Step 3: Verify Domain Ownership by DNS

Domain name ownership verification by DNS is to verify domain ownership by resolving a specific DNS record on the platform hosting the domain name. To this end, you need to add a DNS record for your domain name on the platform. For example, if you purchase a domain name from company A, you need to add a TXT DNS record for your domain name on the domain name management platform of company A.

  • If you apply for a domain name on and the domain name has been resolved by DNS, the system automatically adds DNS records for verification.
  • If your domain name is hosted on other platforms, such as www.net.cn, www.xinnet.com, and www.dnspod.cn, you need to go to the DNS service provider of the domain name to perform the verification.
  • After you submit the certificate application to a CA, complete the configuration of domain name verification based on the information displayed on the certificate list page, or your certificate will remain in the Pending domain name verification state and will fail the verification.
  • After you complete the DNS verification on your side, it still takes a while for the CA to review your DNS verification results.

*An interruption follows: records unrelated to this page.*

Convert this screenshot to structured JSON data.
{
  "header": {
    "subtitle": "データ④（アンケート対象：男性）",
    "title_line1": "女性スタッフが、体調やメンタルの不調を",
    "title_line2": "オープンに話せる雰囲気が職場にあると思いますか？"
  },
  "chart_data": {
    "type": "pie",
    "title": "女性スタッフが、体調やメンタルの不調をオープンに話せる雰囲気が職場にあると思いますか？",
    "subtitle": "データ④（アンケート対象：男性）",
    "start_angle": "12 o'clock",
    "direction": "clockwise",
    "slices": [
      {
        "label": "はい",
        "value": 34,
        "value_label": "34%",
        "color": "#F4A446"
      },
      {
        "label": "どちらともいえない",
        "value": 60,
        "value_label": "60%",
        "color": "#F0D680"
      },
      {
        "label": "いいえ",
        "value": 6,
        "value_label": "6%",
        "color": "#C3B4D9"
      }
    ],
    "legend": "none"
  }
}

Step 4: Issue the Certificate

After the domain name ownership is verified using DNS, it takes some time for the CA to approve your application. The CA will issue the certificate only after they validate your information.

The certificate takes effect immediately upon issuance. You can deploy the certificate to other cloud products or download the certificate and deploy it on a server.

After you submit an application, the CA checks the domain ownership or organization verification status at the following frequency:
  • 0 to 1 hour after the application is submitted: The CA checks the verification status every 15 minutes. Generally, if the configuration is correct, the certificate is issued within 10 to 20 minutes.
  • 1 to 4 hours after the application is submitted: The CA checks the verification every 30 minutes.
  • 4 to 24 hours after the application is submitted: The CA checks the verification every hour.
  • 1 to 7 days after the application is submitted: The CA checks the verification every 4 hours.
  • If you did not complete the required verification over 7 days after the application is submitted, the order times out and is automatically canceled.